Sometimes you might need a compressor to use it as limiter, leveler, soft-clipper or to mimic other compressors’ sound. ReaComp will come handy in these cases as it has almost every parameter you can wish for when it comes to compression.
It is the built-in compressor that comes with Cockos Reaper, and it is included in the ReaPlugs VST FX Suite which is free.
By tweaking the knee and RMS size values you can change the behavior of ReaComp drastically so it might be a good starting point if you want to “emulate” the sound of other compressors.
By default, the RMS is set to 5ms, which could cause you problems, when a fast attack is your aim, so bring that value lower or set it to 0ms to make the compression react faster. If you use higher values here, the compression will react to the average level of the signal instead of the transient peaks.
To catch every peak or if you want the compression to behave more like an effect, instead of a mixing tool, try tweaking the pre-comp values. Be aware, that if you use this function live (using a MIDI instrument or recording sound), it will introduce latency, however by using it on material already recorded, it will use a lookahead up to 250ms and you won’t notice any latency.

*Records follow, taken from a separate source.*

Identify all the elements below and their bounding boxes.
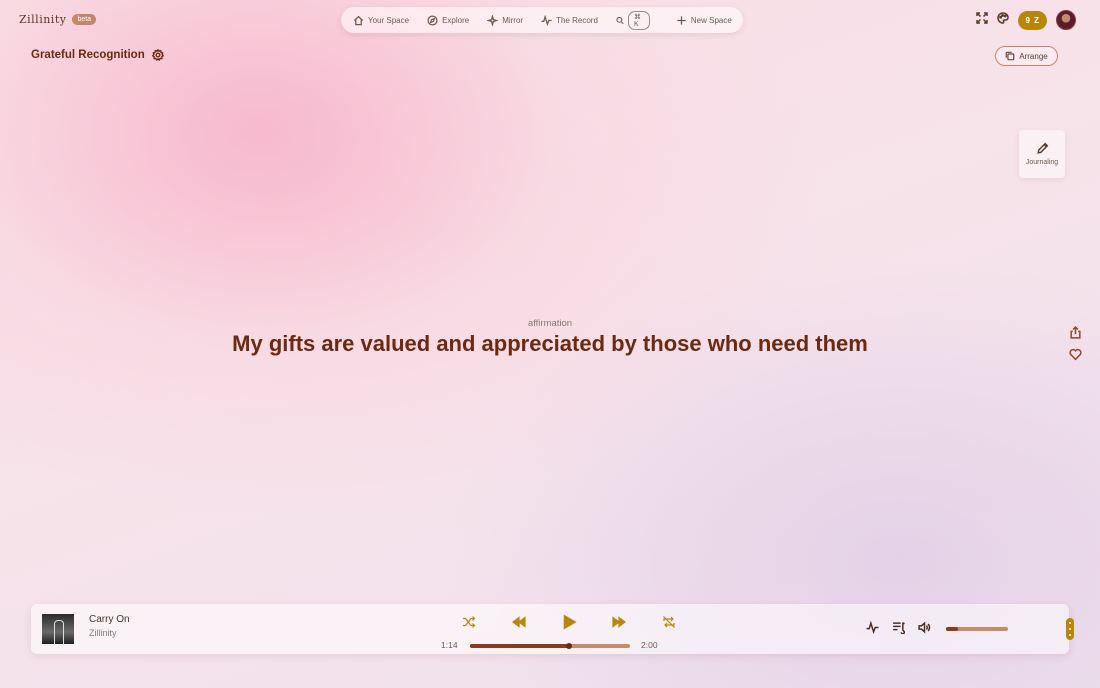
dot [1069, 628, 1071, 630]
home-icon [353, 15, 364, 25]
shuffle-button[interactable] [444, 615, 494, 629]
play-button[interactable] [544, 614, 594, 630]
nav-item-label: Mirror [502, 15, 524, 25]
new-space-label: New Space [690, 15, 732, 25]
brand-name[interactable]: Zillinity [19, 13, 66, 26]
gear-icon[interactable] [151, 49, 164, 61]
rewind-icon [512, 616, 526, 628]
affirmation-label: affirmation [527, 318, 573, 329]
nav-item-your-space[interactable]: Your Space [353, 15, 409, 26]
dot [1069, 622, 1071, 624]
album-cover[interactable] [42, 614, 74, 645]
brand[interactable]: Zillinity beta [19, 13, 97, 26]
nav-item-the-record[interactable]: The Record [541, 14, 598, 26]
nav-item-explore[interactable]: Explore [427, 14, 470, 26]
nav-item-label: Your Space [368, 15, 410, 25]
more-options-button[interactable] [1066, 618, 1074, 640]
extra-controls [866, 621, 931, 634]
progress-fill [470, 644, 570, 648]
track-title: Carry On [89, 614, 130, 625]
elapsed-time: 1:14 [441, 640, 458, 650]
palette-icon [997, 12, 1010, 24]
music-player: Carry On Zillinity 1:14 2:00 [31, 604, 1074, 654]
expand-icon [976, 12, 989, 24]
rewind-button[interactable] [494, 615, 544, 629]
plus-icon [677, 15, 686, 25]
repeat-off-icon [663, 616, 675, 628]
arrange-label: Arrange [1019, 51, 1048, 61]
compass-icon [427, 14, 438, 26]
nav-item-mirror[interactable]: Mirror [487, 14, 524, 26]
progress-thumb[interactable] [566, 643, 573, 649]
volume-slider[interactable] [946, 627, 1008, 631]
new-space-button[interactable]: New Space [676, 15, 732, 26]
play-icon [563, 614, 577, 630]
beta-badge: beta [72, 14, 97, 25]
page-title: Grateful Recognition [31, 49, 145, 61]
journaling-button[interactable]: Journaling [1019, 130, 1065, 178]
layers-icon [1005, 51, 1015, 61]
shuffle-icon [463, 616, 476, 628]
search-shortcut: ⌘ K [627, 10, 650, 30]
space-title-bar: Grateful Recognition [31, 49, 164, 61]
duration-time: 2:00 [641, 640, 658, 650]
nav-item-label: Explore [442, 15, 470, 25]
coin-balance-badge[interactable]: 9 Z [1018, 10, 1047, 30]
progress-bar[interactable] [470, 643, 630, 649]
sparkle-icon [487, 14, 499, 26]
pulse-icon [541, 14, 552, 26]
fullscreen-button[interactable] [976, 11, 989, 29]
track-info: Carry On Zillinity [89, 614, 130, 638]
playback-controls [444, 614, 694, 630]
search-button[interactable]: ⌘ K [616, 10, 650, 30]
track-artist: Zillinity [89, 628, 117, 638]
pencil-icon [1036, 142, 1048, 154]
header-actions: 9 Z [976, 10, 1076, 30]
repeat-off-button[interactable] [644, 615, 694, 629]
volume-fill [946, 627, 959, 631]
top-navigation: Your Space Explore Mirror The Record ⌘ K… [341, 7, 743, 33]
fast-forward-button[interactable] [594, 615, 644, 629]
nav-item-label: The Record [556, 15, 598, 25]
arrange-button[interactable]: Arrange [995, 46, 1058, 66]
affirmation-text: My gifts are valued and appreciated by t… [232, 331, 868, 356]
waveform-icon[interactable] [866, 621, 879, 634]
fast-forward-icon [612, 616, 626, 628]
search-icon [616, 16, 624, 24]
dot [1069, 634, 1071, 636]
theme-button[interactable] [997, 11, 1010, 29]
journaling-label: Journaling [1025, 159, 1059, 166]
queue-icon[interactable] [892, 621, 905, 634]
volume-icon[interactable] [918, 621, 931, 634]
avatar[interactable] [1056, 10, 1076, 30]
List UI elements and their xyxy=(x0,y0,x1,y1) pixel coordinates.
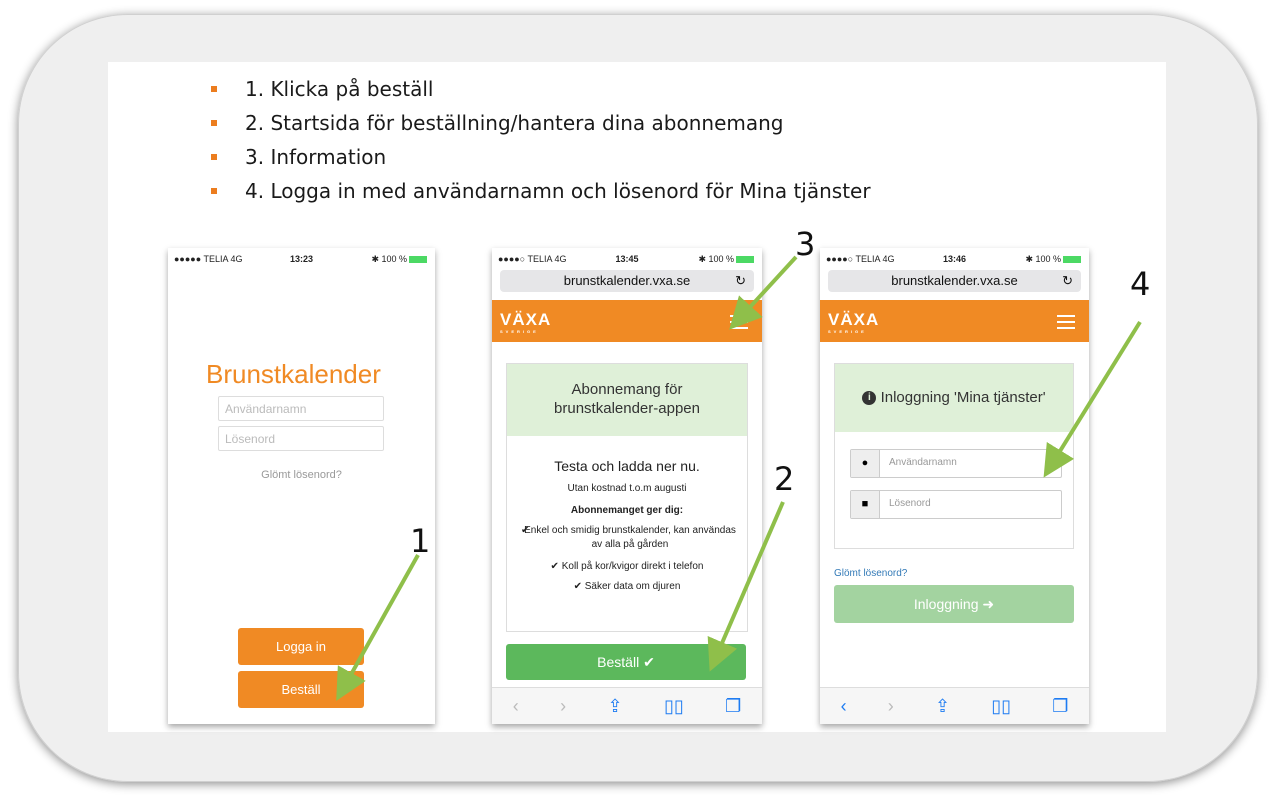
annotation-arrows xyxy=(336,255,1142,701)
arrow-4 xyxy=(1043,320,1142,478)
arrow-3 xyxy=(729,255,798,330)
arrow-2 xyxy=(707,501,785,672)
arrow-1 xyxy=(336,554,420,701)
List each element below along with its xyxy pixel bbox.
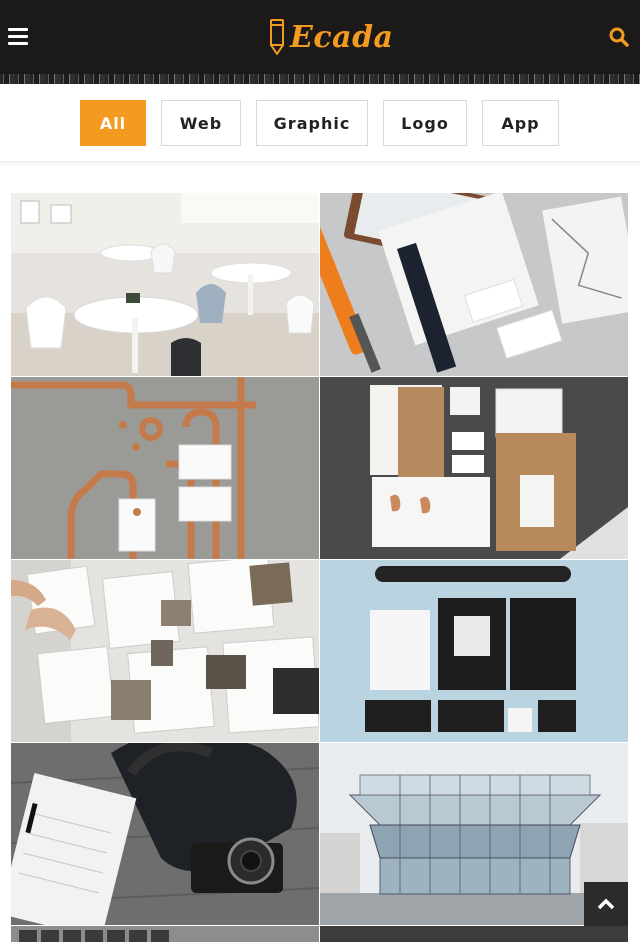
pencil-icon <box>270 19 284 55</box>
portfolio-item-notebook-camera[interactable] <box>11 743 319 925</box>
search-icon[interactable] <box>608 26 630 48</box>
portfolio-filter-bar: All Web Graphic Logo App <box>0 84 640 162</box>
portfolio-item-glass-building[interactable] <box>320 743 628 925</box>
corporate-identity-image <box>320 560 628 742</box>
notebook-camera-image <box>11 743 319 925</box>
cafe-image <box>11 193 319 376</box>
site-logo[interactable]: Ecada <box>268 14 394 60</box>
site-header: Ecada <box>0 0 640 84</box>
portfolio-item-copper-pipes[interactable] <box>11 377 319 559</box>
back-to-top-button[interactable] <box>584 882 628 926</box>
filter-all-button[interactable]: All <box>80 100 146 146</box>
photo-prints-image <box>11 560 319 742</box>
portfolio-item-keyboard[interactable] <box>11 926 319 942</box>
stationery-pen-image <box>320 193 628 376</box>
portfolio-item-stationery-pen[interactable] <box>320 193 628 376</box>
copper-pipes-image <box>11 377 319 559</box>
filter-web-button[interactable]: Web <box>161 100 241 146</box>
workspace-image <box>320 926 628 942</box>
portfolio-item-kraft-stationery[interactable] <box>320 377 628 559</box>
keyboard-image <box>11 926 319 942</box>
chevron-up-icon <box>597 898 615 910</box>
portfolio-item-corporate-identity[interactable] <box>320 560 628 742</box>
filter-app-button[interactable]: App <box>482 100 559 146</box>
filter-logo-button[interactable]: Logo <box>383 100 467 146</box>
glass-building-image <box>320 743 628 925</box>
kraft-stationery-image <box>320 377 628 559</box>
filter-graphic-button[interactable]: Graphic <box>256 100 368 146</box>
hamburger-menu-icon[interactable] <box>8 24 32 48</box>
logo-text: Ecada <box>290 19 394 55</box>
portfolio-item-photo-prints[interactable] <box>11 560 319 742</box>
portfolio-item-cafe[interactable] <box>11 193 319 376</box>
portfolio-item-workspace[interactable] <box>320 926 628 942</box>
header-texture <box>0 74 640 84</box>
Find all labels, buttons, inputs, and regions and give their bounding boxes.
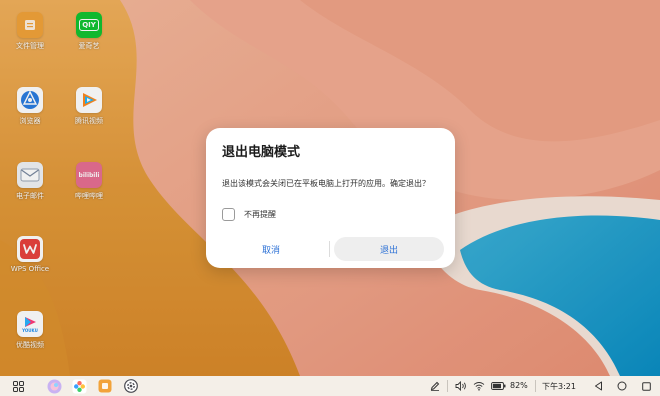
battery-percentage: 82% [510,381,528,390]
wifi-icon[interactable] [472,380,485,392]
button-divider [329,241,330,257]
home-icon[interactable] [616,380,628,392]
volume-icon[interactable] [454,380,467,392]
pen-icon[interactable] [429,380,441,392]
photos-icon[interactable] [71,378,87,394]
settings-icon[interactable] [123,378,139,394]
cancel-button[interactable]: 取消 [218,238,324,260]
taskbar-separator [535,380,536,392]
clock[interactable]: 下午3:21 [542,381,576,392]
file-manager-icon[interactable] [97,378,113,394]
exit-button[interactable]: 退出 [334,237,444,261]
dont-remind-label: 不再提醒 [244,210,276,219]
taskbar-separator [447,380,448,392]
dialog-message: 退出该模式会关闭已在平板电脑上打开的应用。确定退出？ [222,179,430,188]
exit-pc-mode-dialog: 退出电脑模式 退出该模式会关闭已在平板电脑上打开的应用。确定退出？ 不再提醒 取… [206,128,455,268]
dialog-title: 退出电脑模式 [222,145,301,160]
gallery-icon[interactable] [46,378,62,394]
recents-icon[interactable] [640,380,652,392]
dont-remind-checkbox[interactable] [222,208,235,221]
app-grid-icon[interactable] [12,380,25,392]
back-icon[interactable] [592,380,604,392]
battery-icon[interactable] [490,381,506,391]
taskbar: 82% 下午3:21 [0,376,660,396]
dont-remind-row[interactable]: 不再提醒 [222,208,276,221]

If you just simply want to tame the peaks without tweaking too many parameters and worrying about the levels later, then go ahead and set the ratio and knee size to high values and voila, you’ve just made a soft clipper controlling the peaks without ever touching the threshold level.
You can adjust when to compress the signal at the Detector input section. If you have too much going on at the low or high frequencies, just apply some filtering to the incoming signal so that it won’t affect the behavior. SideChain compression is also an option here, just set the detector input to Auxilary input. It should also be mentioned here that you can use the output to make it a feedback compressor or choose to use only one channel as the detector input. These are rare functions amongst compressors. When you are unsure about the control signal, you can always take a listen how it sounds with setting the preview filter function on.
Those who would like to process the stereo signal separately for each side, would have to use 2 instances of ReaComp, as it will apply gain reduction with the same amount on each channel, even if one channel is significantly quieter than the other. In Reaper, this could be achieved in various ways, and you can learn more about that HERE.
You also have the ability to limit the output at 0dB to prevent blowing up your speakers.
To match the gain reduction, make-up gain could come in handy, although I always find make-up gains to be inaccurate at calculating how much gain to apply, so generally I leave them alone and set the levels manually.
ReaComp is one of the best compressor, not just because it’s free, but because of it’s Swiss army knife functions, great metering, low CPU usage, low latency and clean sound. I would not recommend it for beginners, because of it’s complexity, but if you know your way around in compression, you should definitely add it to your arsenal.